Structural analysis of β-glucosidase mutants derived from a hyperthermophilic tetrameric structure

β-Glucosidase from Pyrococcus furiosus (BGLPf) is a hyperthermophilic tetrameric enzyme which can degrade cellooligosaccharides to glucose under hyperthermophilic conditions and thus holds promise for the saccharification of lignocellulosic biomass at high temperature. Prior to the production of large amounts of this enzyme, detailed information regarding the oligomeric structure of the enzyme is required. Several crystals of BGLPf have been prepared over the past ten years, but its crystal structure had not been solved until recently. In 2011, the first crystal structure of BGLPf was solved and a model was constructed at somewhat low resolution (2.35 Å). In order to obtain more detailed structural data on BGLPf, the relationship between its tetrameric structure and the quality of the crystal was re-examined.

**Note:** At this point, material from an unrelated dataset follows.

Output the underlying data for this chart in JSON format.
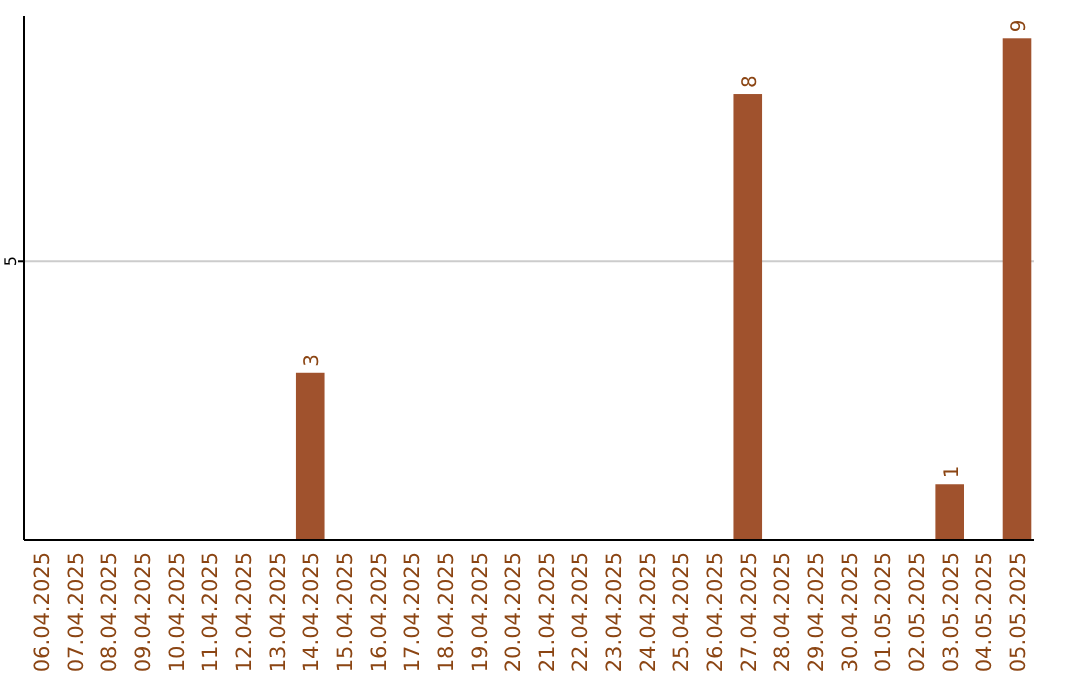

A dimeric form of BGLPf was constructed and its crystal structure was solved at a resolution of 1.70 Å using protein-engineering methods. Furthermore, using the high-resolution crystal structural data for the dimeric form, a monomeric form of BGLPf was constructed which retained the intrinsic activity of the tetrameric form. The thermostability of BGLPf is affected by its oligomeric structure. Here, the biophysical and biochemical properties of engineered dimeric and monomeric BGLPfs are reported, which are promising prototype models to apply to the saccharification reaction. Furthermore, details regarding the oligomeric structures of BGLPf and the reasons why the mutations yielded improved crystal structures are discussed.